С брезгливостью, словно поганую жабу, Шагид-Улла в который уже раз взял в руки тяжелый замок. Может, и не врал Авдул, что никто доселе не выковывал подобных? Шагид-Улла провел пальцем по рядам блестящих заклепок, опоясывающих вороненое тело коня, форму коего измыслил придать своему изделию искусный ремесленник, коснулся загнутого к железной гриве гладкого хвоста-дужки, подержал на ладони длинный ключ, с хитрою бороздкою на одном конце и с кольцом для удобного ношения на поясе – на другом.
– Нет, грех мастера хулить – искусно вещи сработаны!
Шагид-Улла горестно вздохнул, заворочался, погоднее размещая изрядные чресла свои в мягкой утробе просторного кресла. А мысли жгли, не давая угнездиться в покойном уюте:
«Сказано в священной книге, что аллах поможет тому, кто полагает на него упование. Почто же милостивый и милосердный не надоумил скудного разумом раба своего о близкой напасти? Почто не низринул, всещедрый, гнев свой на тех нечестивых сарайских купчиков, что приволокли нынче из утра по Волге обоз железного товара? Нашли, о всемогущий, злую ржу на те затейливые замки доброй ордынской работы, на которые дивится сейчас многоязыкий Ага-Базар! Не дай на склоне лет бесчестья правоверному мусульманину, ибо близок уже тот час, когда высекут каменотесы на последнем земном прибежище его: «Почитатель ученых, кормилец вдов и сирот, сын Мусы, золотых дел мастер Шагид-Улла».

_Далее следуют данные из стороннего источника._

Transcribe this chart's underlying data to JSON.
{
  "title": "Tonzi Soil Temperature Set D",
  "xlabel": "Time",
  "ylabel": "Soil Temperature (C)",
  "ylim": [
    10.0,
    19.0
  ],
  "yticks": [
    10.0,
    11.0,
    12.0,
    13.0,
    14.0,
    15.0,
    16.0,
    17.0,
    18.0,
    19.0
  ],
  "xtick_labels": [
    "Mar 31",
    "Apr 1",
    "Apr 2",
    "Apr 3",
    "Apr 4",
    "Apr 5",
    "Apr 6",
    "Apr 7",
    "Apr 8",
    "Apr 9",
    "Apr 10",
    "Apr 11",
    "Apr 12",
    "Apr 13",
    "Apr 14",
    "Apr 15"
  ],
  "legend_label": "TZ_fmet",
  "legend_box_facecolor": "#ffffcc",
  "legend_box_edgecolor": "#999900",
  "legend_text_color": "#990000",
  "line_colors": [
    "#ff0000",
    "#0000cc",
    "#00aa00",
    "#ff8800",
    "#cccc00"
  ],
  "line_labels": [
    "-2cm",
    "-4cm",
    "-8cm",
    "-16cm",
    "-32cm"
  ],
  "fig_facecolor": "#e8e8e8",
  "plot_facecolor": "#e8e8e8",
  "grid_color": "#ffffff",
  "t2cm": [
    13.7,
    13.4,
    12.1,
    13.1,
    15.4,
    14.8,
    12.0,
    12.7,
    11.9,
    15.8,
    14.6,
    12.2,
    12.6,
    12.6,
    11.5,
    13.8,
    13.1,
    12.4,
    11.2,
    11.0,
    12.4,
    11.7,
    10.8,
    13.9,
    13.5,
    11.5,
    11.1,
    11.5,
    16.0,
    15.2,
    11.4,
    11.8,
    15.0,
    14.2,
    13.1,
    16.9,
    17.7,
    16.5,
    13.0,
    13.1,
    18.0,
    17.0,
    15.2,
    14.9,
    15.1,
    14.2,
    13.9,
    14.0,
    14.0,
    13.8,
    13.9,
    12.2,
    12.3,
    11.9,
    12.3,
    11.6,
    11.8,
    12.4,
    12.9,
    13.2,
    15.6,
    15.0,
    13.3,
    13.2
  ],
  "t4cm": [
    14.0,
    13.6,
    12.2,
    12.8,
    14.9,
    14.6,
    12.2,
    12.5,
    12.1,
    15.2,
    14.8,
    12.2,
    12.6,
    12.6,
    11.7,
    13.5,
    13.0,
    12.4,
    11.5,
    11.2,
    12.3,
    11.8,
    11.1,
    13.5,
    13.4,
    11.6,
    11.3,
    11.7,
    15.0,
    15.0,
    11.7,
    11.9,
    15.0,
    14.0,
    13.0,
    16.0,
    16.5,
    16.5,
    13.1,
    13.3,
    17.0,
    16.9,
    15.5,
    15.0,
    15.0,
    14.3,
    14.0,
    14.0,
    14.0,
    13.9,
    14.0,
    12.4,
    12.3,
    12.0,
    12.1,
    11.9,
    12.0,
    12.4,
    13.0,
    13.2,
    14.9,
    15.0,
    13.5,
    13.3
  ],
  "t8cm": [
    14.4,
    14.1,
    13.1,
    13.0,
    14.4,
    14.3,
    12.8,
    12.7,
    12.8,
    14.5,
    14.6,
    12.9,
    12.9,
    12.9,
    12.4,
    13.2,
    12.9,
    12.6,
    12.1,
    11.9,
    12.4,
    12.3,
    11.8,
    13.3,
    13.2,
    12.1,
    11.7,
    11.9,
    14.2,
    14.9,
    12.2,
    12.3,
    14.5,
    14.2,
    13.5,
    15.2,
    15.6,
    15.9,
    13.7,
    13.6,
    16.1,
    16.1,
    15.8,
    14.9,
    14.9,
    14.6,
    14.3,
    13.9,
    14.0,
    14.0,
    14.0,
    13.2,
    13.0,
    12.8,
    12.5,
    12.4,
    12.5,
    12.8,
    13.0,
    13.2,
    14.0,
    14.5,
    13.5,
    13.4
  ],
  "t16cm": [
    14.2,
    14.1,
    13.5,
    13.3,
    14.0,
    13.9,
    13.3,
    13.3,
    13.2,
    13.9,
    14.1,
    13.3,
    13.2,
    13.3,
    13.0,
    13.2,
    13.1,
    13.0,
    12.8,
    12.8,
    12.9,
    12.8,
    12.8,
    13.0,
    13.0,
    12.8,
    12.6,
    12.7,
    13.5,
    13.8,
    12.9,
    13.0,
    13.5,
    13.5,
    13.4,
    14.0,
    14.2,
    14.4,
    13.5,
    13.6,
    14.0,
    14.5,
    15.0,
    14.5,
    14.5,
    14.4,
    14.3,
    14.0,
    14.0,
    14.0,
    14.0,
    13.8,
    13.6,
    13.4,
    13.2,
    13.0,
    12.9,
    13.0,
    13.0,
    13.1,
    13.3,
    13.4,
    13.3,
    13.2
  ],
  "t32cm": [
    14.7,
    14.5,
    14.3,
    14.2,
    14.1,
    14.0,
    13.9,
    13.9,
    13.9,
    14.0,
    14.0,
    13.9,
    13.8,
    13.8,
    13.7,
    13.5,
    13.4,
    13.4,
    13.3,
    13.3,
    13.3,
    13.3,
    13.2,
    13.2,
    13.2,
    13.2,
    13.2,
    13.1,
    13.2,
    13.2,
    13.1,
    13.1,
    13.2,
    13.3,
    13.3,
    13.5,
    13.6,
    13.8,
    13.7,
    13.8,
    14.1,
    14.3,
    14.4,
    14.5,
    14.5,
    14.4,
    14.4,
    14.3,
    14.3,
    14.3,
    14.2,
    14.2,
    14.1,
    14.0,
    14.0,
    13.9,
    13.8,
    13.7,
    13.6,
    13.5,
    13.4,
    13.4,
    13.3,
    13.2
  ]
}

Лукавил пред всевышним Шагид-Улла, ох лукавил! Не последние дирхемы выложил за неудачную сделку и милости у аллаха вымаливал по давно вкогтившейся в сердце бывшего ювелира хищной купеческой навычке – нигде не упускать возможную лихву. Грех жаловаться на судьбу владельцу самого крупного караван-сарая да нескольких лавок в торговом пригороде Булгара – Ага-Базаре! Однако недаром же сказано: «Не потушишь дерево – лес сгорит». А бывший золотых дел мастер, хитростью да удачей выкарабкавшийся из бедности, знает цену звонкой купеческой монеты. Ведает он также, что упущенное ныне наверстается не скоро. Ибо оживление, царящее сейчас на главном булгарском торжище, скоро пресечется долгой весенней распутицей.
А покуда гож еще санный путь, идут и идут в Ага-Базар купеческие обозы.
Каких только товаров не приходится взвешивать здесь мытным надсмотрщикам! Везут по Волге с севера немецкое да свейское оружие, русские меха, рыбий зуб да рыбий клей, а с юга – свои диковины: китайские шелка, шемаханские килимы, хорезмские сушеные персики, рис, кишмиш да винные ягоды. Да и своим добром тароват Булгар: выделанной кожею, пушниной, хлебом. Везут и везут на Ага-Базар усердные черемисские, башкирские, чувашские, мордовские да вотякские сабанчи воск, кур, гусей, мед в кадках, короба с сушеной и соленой рыбою. Немало в торговых рядах и добрых рукомесленных товаров. И в закатных странах, и на востоке слава идет о булгарских оружейниках, ювелирах, гончарах. Потому и спешат сюда разных языков торговые люди, и, когда распахнется Волга от долгого ледостава, и на малый часец не сыщешь у обширных вымолов Ага-Базара свободного места от ладей, учанов, ушкуев да иных прочих купеческих кораблей…
Почтительно кланяясь, в келью Шагид-Уллы вошел доверенный приказчик Саид:
– Купчина Вьюн с Москвы стал у нас в караван-сарае. Смиренно просит вас принять его после полуденной молитвы, почтеннейший.
Шагид-Улла утвердительно кивнул, и, когда приказчик бесшумно выпятился из покоя, на лице купца впервые за неудачное утро явилась мимолетная улыбка. Немало добрых торговых сделок свершили они, к вящему удовольствию обоих, с этим пронырливым русичем.
– Может, и ныне услышит аллах смиренную мольбу ничтожного раба своего!
Шагид-Улла грузно опустился коленями на молитвенный коврик, и донесшийся скоро с высокого минарета главной мечети Ага-Базара воющий гортанный призыв к полуденной молитве зухр застал почтенного купца распростертым ниц.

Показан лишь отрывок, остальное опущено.